The introductory chapter is very important. It is descriptive but no details concerning the name of the narrator or the battle are given. Perhaps, the author believes that one war is much the same as other, faceless and meaningless and its catastrophic results on the individual caught in it are all the same anyway. More importantly, this chapter describes three seasons: summer, autumn, and winter (the rains). It throws light on the constructive and destructive aspects of nature. As the novel sadly proves, one who goes through a harrowing season cannot look forward to the coming summer. For the “initiated,” the spring can never be the same, let alone better, again.

In this chapter, the reader is introduced to mountains, plains, and rain, which are recurrent symbols in the novel. The mountains stand for life, security, and majesty. The plain symbolizes war, death, and decay. The most significant and prominent symbol is that of the rain which is not life-giving and sustaining but life-taking.



War brought many victories the next year. The mountains, that were beyond the valley and the hillside where the chestnut forests grew, were captured. There were many victories beyond the plain on the plateau. The narrator and his companions moved to the town of Gorizia and lived in a house that had a fountain and many thick shady trees and a walled garden. Now, the fighting was only a mile away, beyond the next mountain.

The town of Gorizia was on the banks of a river and was very nice. The house in which the narrator lived was also fine. The Austrians seemed to like the town, for they did not destroy it. The town had two brothels, one for the officers and the other for the troops. Often, the king passed throughout the town in his car, long-necked and with a gray beard like a goat’s chin-tuft.

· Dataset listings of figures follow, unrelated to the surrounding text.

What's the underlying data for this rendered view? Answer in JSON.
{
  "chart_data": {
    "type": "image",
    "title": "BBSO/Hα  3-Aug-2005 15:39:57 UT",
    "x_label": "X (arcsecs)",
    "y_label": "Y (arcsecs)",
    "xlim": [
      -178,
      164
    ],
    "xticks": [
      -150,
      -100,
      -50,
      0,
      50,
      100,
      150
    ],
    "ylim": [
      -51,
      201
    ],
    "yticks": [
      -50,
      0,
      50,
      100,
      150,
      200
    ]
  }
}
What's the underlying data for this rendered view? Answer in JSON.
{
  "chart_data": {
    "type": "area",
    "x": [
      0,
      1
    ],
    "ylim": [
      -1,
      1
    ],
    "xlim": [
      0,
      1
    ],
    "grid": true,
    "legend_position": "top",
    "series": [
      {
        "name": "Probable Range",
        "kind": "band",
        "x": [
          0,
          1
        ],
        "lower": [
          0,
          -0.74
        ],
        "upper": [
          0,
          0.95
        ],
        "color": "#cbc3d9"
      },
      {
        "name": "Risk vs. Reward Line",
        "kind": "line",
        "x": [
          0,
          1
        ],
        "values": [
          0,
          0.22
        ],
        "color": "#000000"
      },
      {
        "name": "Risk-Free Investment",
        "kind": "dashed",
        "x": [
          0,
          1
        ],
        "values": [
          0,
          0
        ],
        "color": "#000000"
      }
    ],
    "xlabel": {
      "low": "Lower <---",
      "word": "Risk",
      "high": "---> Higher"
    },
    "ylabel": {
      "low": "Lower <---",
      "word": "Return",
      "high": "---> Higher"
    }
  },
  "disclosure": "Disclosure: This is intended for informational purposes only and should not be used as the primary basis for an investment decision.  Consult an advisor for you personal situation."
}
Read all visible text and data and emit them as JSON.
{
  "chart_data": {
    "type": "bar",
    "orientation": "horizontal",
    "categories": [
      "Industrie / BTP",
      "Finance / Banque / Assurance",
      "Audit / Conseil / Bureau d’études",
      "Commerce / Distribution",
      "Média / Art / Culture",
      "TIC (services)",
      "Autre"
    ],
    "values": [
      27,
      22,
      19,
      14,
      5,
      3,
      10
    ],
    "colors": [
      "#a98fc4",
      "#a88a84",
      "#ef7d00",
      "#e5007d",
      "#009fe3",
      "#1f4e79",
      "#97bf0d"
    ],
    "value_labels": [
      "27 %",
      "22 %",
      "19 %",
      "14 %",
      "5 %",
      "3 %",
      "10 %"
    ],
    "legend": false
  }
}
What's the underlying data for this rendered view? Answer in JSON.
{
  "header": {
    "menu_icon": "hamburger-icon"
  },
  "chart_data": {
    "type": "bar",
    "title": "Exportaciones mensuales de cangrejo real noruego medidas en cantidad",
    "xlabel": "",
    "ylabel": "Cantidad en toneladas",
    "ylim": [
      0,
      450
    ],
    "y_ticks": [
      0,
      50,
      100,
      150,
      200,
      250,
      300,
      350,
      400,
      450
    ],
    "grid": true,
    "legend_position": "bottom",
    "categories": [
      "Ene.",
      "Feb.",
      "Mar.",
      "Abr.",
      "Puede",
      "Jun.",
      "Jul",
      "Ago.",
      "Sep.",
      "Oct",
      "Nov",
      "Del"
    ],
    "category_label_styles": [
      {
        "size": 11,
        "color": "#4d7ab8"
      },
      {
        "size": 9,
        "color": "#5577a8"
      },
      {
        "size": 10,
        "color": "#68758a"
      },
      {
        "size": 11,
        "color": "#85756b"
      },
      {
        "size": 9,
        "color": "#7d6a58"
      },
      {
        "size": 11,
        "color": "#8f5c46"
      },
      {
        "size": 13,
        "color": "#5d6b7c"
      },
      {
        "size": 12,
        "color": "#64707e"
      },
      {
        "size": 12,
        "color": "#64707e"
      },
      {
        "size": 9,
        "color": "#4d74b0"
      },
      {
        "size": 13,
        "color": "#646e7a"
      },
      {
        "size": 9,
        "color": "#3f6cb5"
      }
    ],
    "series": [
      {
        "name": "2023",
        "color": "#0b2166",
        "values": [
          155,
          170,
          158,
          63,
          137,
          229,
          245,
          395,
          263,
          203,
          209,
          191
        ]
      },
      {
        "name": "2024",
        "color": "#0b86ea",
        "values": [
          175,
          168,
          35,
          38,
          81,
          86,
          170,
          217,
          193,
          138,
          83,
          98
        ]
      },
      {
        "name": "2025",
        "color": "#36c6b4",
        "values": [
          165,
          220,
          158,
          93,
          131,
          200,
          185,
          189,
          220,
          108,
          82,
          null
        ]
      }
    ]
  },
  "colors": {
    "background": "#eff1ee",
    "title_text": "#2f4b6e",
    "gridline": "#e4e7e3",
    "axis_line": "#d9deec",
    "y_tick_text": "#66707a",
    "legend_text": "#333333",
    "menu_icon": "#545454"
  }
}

Then, winter came and entire oak forests were covered with snow. The ground became invisible, buried as it was, under the snow. The mountains up the river were not yet captured; all that was left for next year. The narrator and his friend watched the priest passing by in the street, as they were drinking wine in the officer’s mess. The narrator’s friend signaled him to come in but the priest refused.

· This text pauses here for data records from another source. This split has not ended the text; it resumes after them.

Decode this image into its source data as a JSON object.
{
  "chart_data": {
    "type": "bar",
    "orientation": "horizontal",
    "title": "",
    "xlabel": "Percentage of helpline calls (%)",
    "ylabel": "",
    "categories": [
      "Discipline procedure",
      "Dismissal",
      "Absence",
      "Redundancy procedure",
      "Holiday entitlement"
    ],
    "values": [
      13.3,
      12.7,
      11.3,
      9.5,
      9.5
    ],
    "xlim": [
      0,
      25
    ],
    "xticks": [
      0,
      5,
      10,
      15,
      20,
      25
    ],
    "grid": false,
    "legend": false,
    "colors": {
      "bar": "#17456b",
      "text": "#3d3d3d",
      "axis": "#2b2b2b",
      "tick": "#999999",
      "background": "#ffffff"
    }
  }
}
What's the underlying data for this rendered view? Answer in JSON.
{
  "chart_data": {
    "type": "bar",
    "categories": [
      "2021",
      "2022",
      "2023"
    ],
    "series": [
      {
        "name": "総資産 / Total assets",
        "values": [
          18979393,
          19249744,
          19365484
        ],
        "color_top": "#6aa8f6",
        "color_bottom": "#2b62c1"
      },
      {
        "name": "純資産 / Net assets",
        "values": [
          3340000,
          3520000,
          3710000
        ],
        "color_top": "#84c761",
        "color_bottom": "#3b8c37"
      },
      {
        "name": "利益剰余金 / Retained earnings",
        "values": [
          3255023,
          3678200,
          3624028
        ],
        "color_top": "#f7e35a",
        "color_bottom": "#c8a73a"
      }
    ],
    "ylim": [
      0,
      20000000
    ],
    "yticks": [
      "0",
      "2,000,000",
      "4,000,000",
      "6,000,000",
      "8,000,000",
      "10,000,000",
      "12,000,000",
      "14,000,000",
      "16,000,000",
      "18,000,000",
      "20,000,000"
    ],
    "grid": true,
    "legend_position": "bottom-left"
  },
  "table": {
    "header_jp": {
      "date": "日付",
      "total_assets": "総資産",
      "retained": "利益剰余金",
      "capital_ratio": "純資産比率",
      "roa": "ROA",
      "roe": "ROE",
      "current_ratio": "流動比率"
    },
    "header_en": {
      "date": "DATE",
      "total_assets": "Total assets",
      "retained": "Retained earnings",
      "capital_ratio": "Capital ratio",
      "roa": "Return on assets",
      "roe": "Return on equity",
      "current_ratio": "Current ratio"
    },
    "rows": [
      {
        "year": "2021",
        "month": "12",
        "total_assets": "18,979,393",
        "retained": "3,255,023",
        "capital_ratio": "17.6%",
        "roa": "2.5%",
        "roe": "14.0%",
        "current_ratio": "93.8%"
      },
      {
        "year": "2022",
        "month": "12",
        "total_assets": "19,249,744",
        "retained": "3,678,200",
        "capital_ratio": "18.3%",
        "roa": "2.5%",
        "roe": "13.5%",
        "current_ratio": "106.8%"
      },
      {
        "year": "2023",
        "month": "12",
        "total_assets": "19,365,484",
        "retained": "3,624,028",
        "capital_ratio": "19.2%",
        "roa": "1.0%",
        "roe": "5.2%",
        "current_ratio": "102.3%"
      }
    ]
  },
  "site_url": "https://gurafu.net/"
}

Later on, during dinner, the captain began picking on the priest. The priest was young and blushed easily and wore a military uniform but with a cross in dark red velvet above the left pocket. His vulnerability made him an easy target of his colleagues’ ridicule. They teased him because he loved the company of girls and spent a lot of time with them. The priest refused to take offense at the joke and let it pass. Then, a lieutenant remarked that he was an atheist, to which, the major replied that all thinking men were atheists. The narrator was asked by the others to go on leave, which was due him. He could visit Rome, Naples, Sicily, Amalfi, Palermo or Capri. The priest offered the narrator a chance to go to Abruzzi and visit his family at Capracotta. Again, several officers cracked jokes at the priest’s expense, but he took them all in his stride.

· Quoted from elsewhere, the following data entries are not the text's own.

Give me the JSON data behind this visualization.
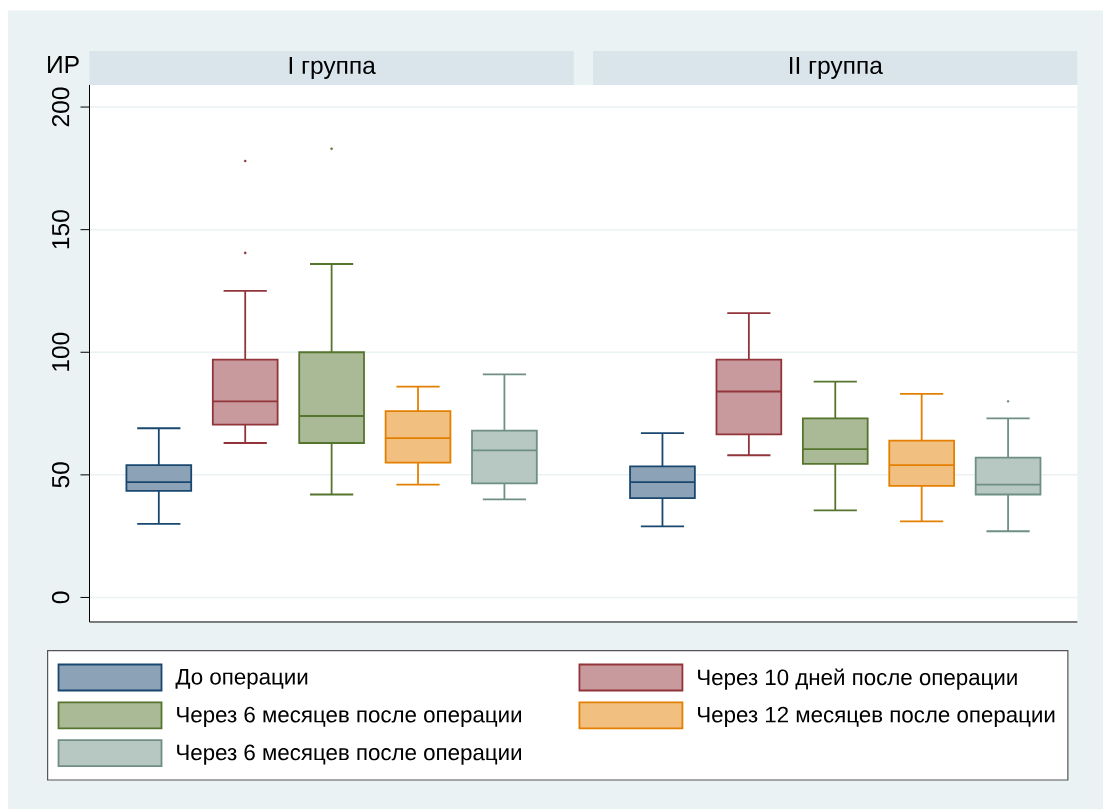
{
  "chart_data": {
    "type": "box",
    "ylabel": "ИР",
    "categories": [
      "I группа",
      "II группа"
    ],
    "ylim": [
      -10,
      209
    ],
    "yticks": [
      0,
      50,
      100,
      150,
      200
    ],
    "grid": "y",
    "legend": "bottom",
    "series": [
      {
        "name": "До операции",
        "color": "#8ca3b7",
        "boxes": [
          {
            "low": 30,
            "q1": 43.5,
            "median": 47,
            "q3": 54,
            "high": 69
          },
          {
            "low": 29,
            "q1": 40.5,
            "median": 47,
            "q3": 53.5,
            "high": 67
          }
        ]
      },
      {
        "name": "Через 10 дней после операции",
        "color": "#c89a9d",
        "boxes": [
          {
            "low": 63,
            "q1": 70.5,
            "median": 80,
            "q3": 97,
            "high": 125,
            "outliers": [
              178,
              140.5
            ]
          },
          {
            "low": 58,
            "q1": 66.5,
            "median": 84,
            "q3": 97,
            "high": 116
          }
        ]
      },
      {
        "name": "Через 6 месяцев после операции",
        "color": "#aaba97",
        "boxes": [
          {
            "low": 42,
            "q1": 63,
            "median": 74,
            "q3": 100,
            "high": 136,
            "outliers": [
              183
            ]
          },
          {
            "low": 35.5,
            "q1": 54.5,
            "median": 60.5,
            "q3": 73,
            "high": 88
          }
        ]
      },
      {
        "name": "Через 12 месяцев после операции",
        "color": "#f1bf80",
        "boxes": [
          {
            "low": 46,
            "q1": 55,
            "median": 65,
            "q3": 76,
            "high": 86
          },
          {
            "low": 31,
            "q1": 45.5,
            "median": 54,
            "q3": 64,
            "high": 83
          }
        ]
      },
      {
        "name": "Через 6 месяцев после операции",
        "color": "#b7c7c1",
        "boxes": [
          {
            "low": 40,
            "q1": 46.5,
            "median": 60,
            "q3": 68,
            "high": 91
          },
          {
            "low": 27,
            "q1": 42,
            "median": 46,
            "q3": 57,
            "high": 73,
            "outliers": [
              80
            ]
          }
        ]
      }
    ]
  }
}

Even in this chapter, no clues are given about the identity of the people involved in the war. It is hinted that one group is Austrian with Franz Joseph as its king and with the Italians as its enemies. Since he is given the liberty to vis Free Freealian cities during his leave, we assume the narrator fights on the Italian side. In this chapter, Hemingway throws light on the routine life of the officers. They drink and eat well, visit brothels, and crack good-humored jokes at the priest. Their jokes are often bawdy and vulgar. The priest strikes us as a cheerful, friendly person, (he offers the narrator the chance to visit his family) god-fearing, and good-hearted. The narrator, we gather, is due for some leave and as fighting ceases due to snow, he intends to go on a vacation.